It’s like stealing. You work there. They don’t. Yet they are taking your money without asking.
The only real solution to a garnishment is to pay it or discharge it in bankruptcy.
Paying a garnishment can take years. If the debt is from many years ago, and there was no notice or request, this seems unfair. It is. There is no reason to be a slave to a creditor. Discharge the garnishment and debt in bankruptcy.
I was never served! I didn’t even know about the lawsuit. Can a creditor garnish my wages if I did not get notice of the lawsuit or garnishment?
Yes. It is a common complaint. I did not get notice of a lawsuit or garnishment. Don’t I have to get notice or they cannot sue me? Not really. Here’s why.
- You have notice the creditor is mad at you from all of the attempts to collect. They probably even told you they were going to sue to collect the debt. At that time, you had ample time talk to the creditor. The judge will consider that you had constructive notice of a lawsuit.
- A lot of people try to avoid service. If it looks like this is happening, the judge will allow what is called alternative service. Alternative service can be anything from taping the complaint to your door to publishing in a newspaper that you don’t read. Whether you chose to ignore and dispose of the papers taped to your door is of no matter to the judge. The creditor still gets to take a judgment.
- The age of the suit is usually considered as a bar to claiming improper service. Judges are reluctant to disturb a judgment that has been in place for a long time. Even cursory monitoring of your credit report would have showed the judgment. The judge will feel you had notice in one way or another. If you chose to ignore it, that is on you.
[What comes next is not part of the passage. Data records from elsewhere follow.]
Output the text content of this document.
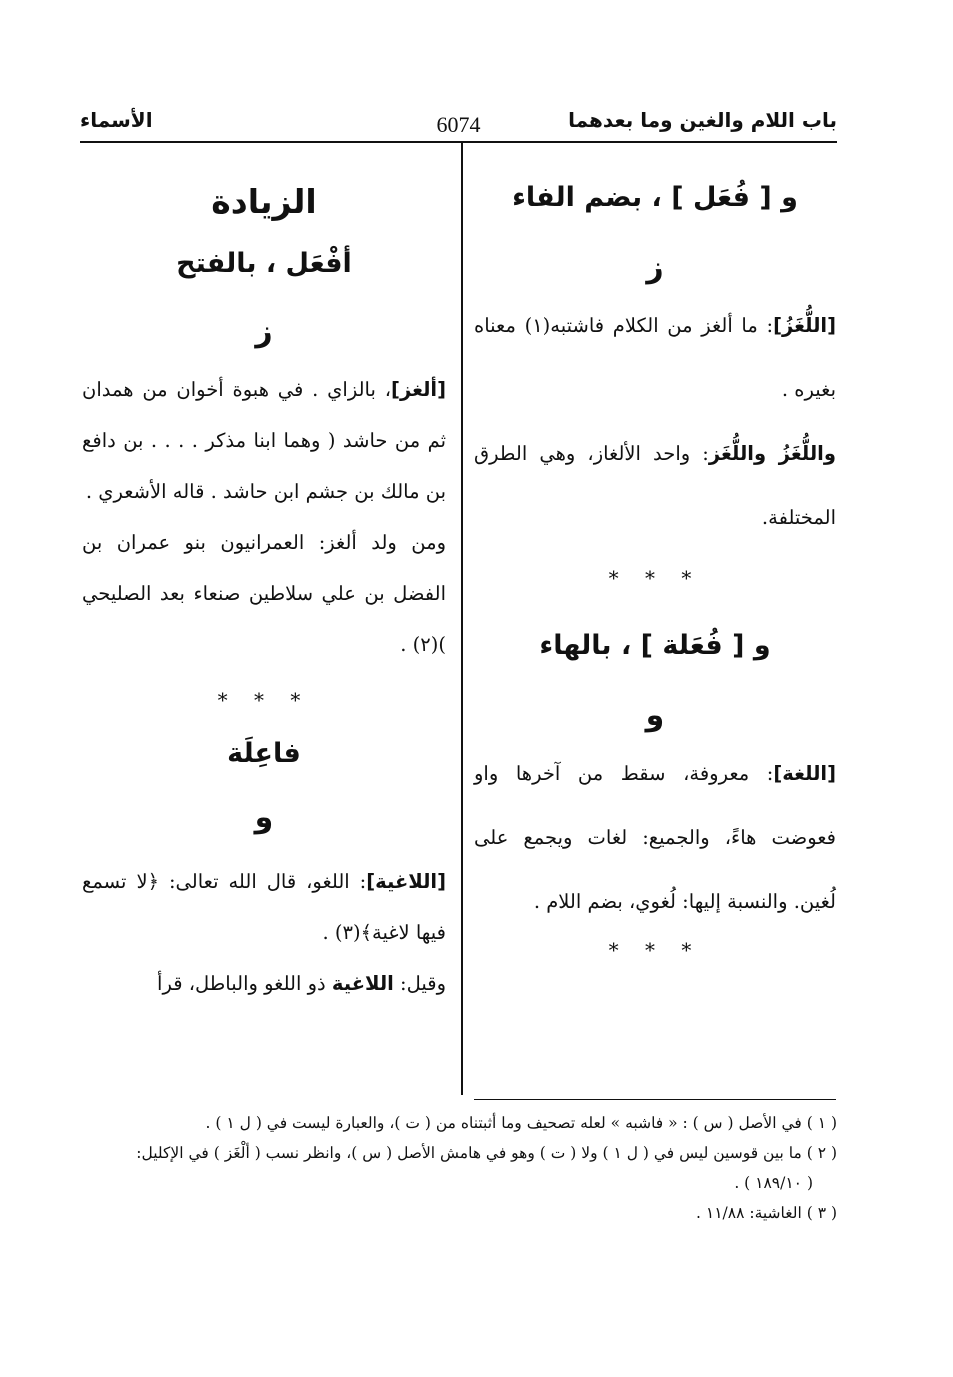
باب اللام والغين وما بعدهما
6074
الأسماء
و [ فُعَل ] ، بضم الفاء
ز
[اللُّغَزُ]: ما ألغز من الكلام فاشتبه(١) معناه بغيره .
واللُّغَزُ واللُّغَز: واحد الألغاز، وهي الطرق المختلفة.
* * *
و [ فُعَلة ] ، بالهاء
و
[اللغة]: معروفة، سقط من آخرها واو فعوضت هاءً، والجميع: لغات ويجمع على لُغين. والنسبة إليها: لُغوي، بضم اللام .
* * *
الزيادة
أفْعَل ، بالفتح
ز
[ألغز]، بالزاي . في هبوة أخوان من همدان ثم من حاشد ( وهما ابنا مذكر . . . . بن دافع بن مالك بن جشم ابن حاشد . قاله الأشعري .
ومن ولد ألغز: العمرانيون بنو عمران بن الفضل بن علي سلاطين صنعاء بعد الصليحي )(٢) .
* * *
فاعِلَة
و
[اللاغية]: اللغو، قال الله تعالى: ﴿لا تسمع فيها لاغية﴾(٣) .
وقيل: اللاغية ذو اللغو والباطل، قرأ
( ١ ) في الأصل ( س ) : « فاشبه » لعله تصحيف وما أثبتناه من ( ت )، والعبارة ليست في ( ل ١ ) .
( ٢ ) ما بين قوسين ليس في ( ل ١ ) ولا ( ت ) وهو في هامش الأصل ( س )، وانظر نسب ( ألْغَز ) في الإكليل:
( ١٨٩/١٠ ) .
( ٣ ) الغاشية: ١١/٨٨ .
- Even if you had notice, you probably don’t have a real defense to the debt. The judge is not going to wast a bunch of court time entertaining a procedural challenge when you owe the debt anyway.
Yes, you have to be properly served in order to take a judgment and garnish. Is the judge going to care? Probably not.
Is there any way to stop an IRS garnishment?
Yes. Bankruptcy. IRS debt that was filed over two years ago and accrued over three years ago might be dischargeable. Even if the debt is not dischargeable, the interest is. You can either discharge the IRS debt in a Chapter 7 bankruptcy, or you can force the IRS to take payments in a Chapter 13 bankruptcy and discharge the interest. Either way, the worst case is an interest free repayment that you can afford. That beats a garnishment every time.
Is there a way to stop student loan garnishment?
Yes. Bankruptcy. I am sure you have read that you cannot discharge student loans. However, if you are being garnished for student loans, filing a Chapter 13 bankruptcy will allow the court to tell them how much you will pay. They no longer get to tell you. The court will also be bound by your disposible net income. You can only pay what you can afford. So, if you have a big student loan garnishment, a Chapter 13 will stop the studen loan garnishment.
When is debt too old to collect? What is the statute of limitations?
Almost never. There is a bar to collecting debt called the statute of limitations. This is a law in many states that siply says debt cannot be collected once it gets too old. However, this is usually granted as an affirmative defense. This means that you would have to assert the defense in order for it to be effective. It would work like this. You would get sued. In the first responsive pleading, usually meaning your answer, you would hace to raise the statute of limitations defense claiing the debt is too old to collect by law. If you fail to do this, or do it after the first reponsive pleading, you lose your opportunity. If you were never served or given notice of a lawsuit, you will never be able to use this defense without permissiion from the judge. Therefore, even though there is a statute of limitations, you probably dont get to use it.
The notice of garnishment says I have ten days to contest the garnishment. Can’t I just say I don’t owe it?
No. Your opportunity to contest the legitimacy of the debt was when you were sued. That time has passed. Your only option now is to throw yourself at the mercy of the court and claim hardship. If this is successful, you still have to pay, just not as fast. This just means that you will be broke for longer. Bankruptcy allows you to not pay any of your debt and stop the garnishment immediatley.